Dans son édito de ce mercredi 9 février, Eugénie Bastié, journaliste au Figaro, évoque les chiffres historiques du déficit commercial de la France et leurs implications politiques.
Depuis quelques semaines, le gouvernement aime à faire défiler les chiffres de l’«économie heureuse», par lesquels il voudrait faire oublier l’identité malheureuse : croissance en hausse de 7% , chômage historiquement bas, créations d’emplois florissantes. Il en est un cependant qui embarrasse : 84,7 milliards d’euros de déficit commercial, un record en 2021 qui pulvérise le précédent record de 2011. Paradoxe : ce pic intervient au moment même où l’ensemble de la classe politique tous bords confondus se dit favorable à la réindustrialisation. L’industrie, longtemps parente pauvre des politiques publiques, délaissées au profit des mirages de la dématérialisation de l’économie, est désormais dans tous les programmes : c’est même le seul et unique point de consensus de tous les candidats à la présidentielle, de l’extrême gauche à l’extrême droite !
Ainsi Bruno Le Maire a-t-il affirmé que la reconquête industrielle devait être la priorité du prochain quinquennat. Eric Zemmour a fait de l’Industrie l’un des axes majeurs de sa campagne, proposant entre autres la baisse des impôts de production doit permettre d’améliorer la compétitivité des entreprises et l’incitation à consommer français. Valérie Pécresse veut relancer la production nationale d’électricité. Anne Hidalgo veut lancer quatre grandes odyssées de réindustralisation. Fabien Roussel veut interdire d’importer des produits agricoles ou alimentaires ne respectant pas les normes de production françaises ou européenne. Même Yannick Jadot plaide pour un grand plan de réindustrialisation, alors que traditionnellement les écolos n’aiment pas trop les usines !

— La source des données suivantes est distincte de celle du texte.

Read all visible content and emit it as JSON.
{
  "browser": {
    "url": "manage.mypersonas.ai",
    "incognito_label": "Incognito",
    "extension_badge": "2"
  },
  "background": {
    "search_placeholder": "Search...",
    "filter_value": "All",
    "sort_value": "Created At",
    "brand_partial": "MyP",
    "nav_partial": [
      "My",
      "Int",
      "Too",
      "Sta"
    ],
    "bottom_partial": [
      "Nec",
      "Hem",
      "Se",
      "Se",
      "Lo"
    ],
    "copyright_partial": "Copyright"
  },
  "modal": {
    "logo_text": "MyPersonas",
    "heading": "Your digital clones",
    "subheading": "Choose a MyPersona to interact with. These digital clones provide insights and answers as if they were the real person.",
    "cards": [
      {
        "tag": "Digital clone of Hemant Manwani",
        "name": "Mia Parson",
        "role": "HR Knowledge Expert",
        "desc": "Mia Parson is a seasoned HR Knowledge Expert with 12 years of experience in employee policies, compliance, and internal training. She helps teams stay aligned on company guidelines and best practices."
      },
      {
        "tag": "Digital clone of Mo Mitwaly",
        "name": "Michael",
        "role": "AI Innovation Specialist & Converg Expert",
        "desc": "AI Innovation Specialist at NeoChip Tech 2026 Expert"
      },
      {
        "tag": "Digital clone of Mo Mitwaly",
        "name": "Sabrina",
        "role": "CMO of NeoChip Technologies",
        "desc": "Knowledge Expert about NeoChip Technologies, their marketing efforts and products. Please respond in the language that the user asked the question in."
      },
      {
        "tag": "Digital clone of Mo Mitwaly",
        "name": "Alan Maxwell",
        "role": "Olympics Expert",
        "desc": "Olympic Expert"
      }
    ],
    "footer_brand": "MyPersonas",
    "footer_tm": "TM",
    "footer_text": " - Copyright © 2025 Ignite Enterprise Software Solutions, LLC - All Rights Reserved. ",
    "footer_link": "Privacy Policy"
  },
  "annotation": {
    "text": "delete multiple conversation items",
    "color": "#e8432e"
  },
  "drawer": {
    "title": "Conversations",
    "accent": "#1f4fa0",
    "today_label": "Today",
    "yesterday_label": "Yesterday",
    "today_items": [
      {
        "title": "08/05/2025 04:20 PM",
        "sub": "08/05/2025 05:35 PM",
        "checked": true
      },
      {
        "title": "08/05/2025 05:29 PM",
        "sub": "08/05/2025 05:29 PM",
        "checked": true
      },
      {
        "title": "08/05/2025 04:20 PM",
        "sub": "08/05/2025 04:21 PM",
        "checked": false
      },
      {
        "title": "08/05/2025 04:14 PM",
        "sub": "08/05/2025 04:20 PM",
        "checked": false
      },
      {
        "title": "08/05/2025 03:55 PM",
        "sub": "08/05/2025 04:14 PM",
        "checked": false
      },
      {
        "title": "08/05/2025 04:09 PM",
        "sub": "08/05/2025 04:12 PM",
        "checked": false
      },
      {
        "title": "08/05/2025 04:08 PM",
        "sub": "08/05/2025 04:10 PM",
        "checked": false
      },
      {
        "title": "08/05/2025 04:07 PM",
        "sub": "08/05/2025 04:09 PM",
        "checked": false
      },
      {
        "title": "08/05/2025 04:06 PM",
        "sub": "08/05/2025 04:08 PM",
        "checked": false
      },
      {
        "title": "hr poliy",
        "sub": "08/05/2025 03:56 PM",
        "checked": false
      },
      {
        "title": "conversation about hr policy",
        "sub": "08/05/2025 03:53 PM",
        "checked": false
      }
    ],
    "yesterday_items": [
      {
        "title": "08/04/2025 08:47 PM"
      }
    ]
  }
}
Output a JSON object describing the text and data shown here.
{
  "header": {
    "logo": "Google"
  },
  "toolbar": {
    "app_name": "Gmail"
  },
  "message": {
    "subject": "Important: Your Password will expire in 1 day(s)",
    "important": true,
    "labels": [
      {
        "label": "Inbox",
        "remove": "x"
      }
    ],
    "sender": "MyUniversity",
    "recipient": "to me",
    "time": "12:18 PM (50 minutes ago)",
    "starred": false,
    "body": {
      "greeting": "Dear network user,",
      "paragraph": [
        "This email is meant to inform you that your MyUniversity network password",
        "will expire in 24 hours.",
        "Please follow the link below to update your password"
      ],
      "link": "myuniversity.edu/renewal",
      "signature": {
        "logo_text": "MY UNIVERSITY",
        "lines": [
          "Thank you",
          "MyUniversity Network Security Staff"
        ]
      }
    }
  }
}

Autrefois cantonnée à l’aile souverainiste du champ politique la réindustrialisation a désormais le vent en poupe. La crise du Covid, qui a montré notre extrême dépendance aux chaines de production étrangères, notamment en termes d’approvisionnement en produits médicaux est passé par là. Mais aussi l’élection de Trump aux Etats-Unis, qui a entrepris de relocaliser des usines aux Etats-Unis.
Les politiques français se sont rendu compte que la désindustrialisation n’avait pas créé que de l’appauvrissement économique mais aussi relégué des territoires entiers, détruit une culture ouvrière et tout un écosystème autour, comme le décrivent très bien Jérôme Foruquet et Jean-Laurent Cassely, dans La France sous nos yeux, où ils dressent le portrait d’une France désindustrialisées en 20 ans. En 2001 le patron d’Alcatek Serge Tchuruk faisait une conférence où il déclarait « Alcatel doit devenir une entreprise sans usines ». Il avait fermé 14 usines en douze ans.
Il faut se réjouir que l’ensemble de la classe politique trouve au moins un point d’accord dans cette nécessité de réindustrialiser la France. Le retour des usines, c’est aussi le retour du politique sur l’économique, l’idée que la dépossession par la mondialisation n’est pas inéluctable.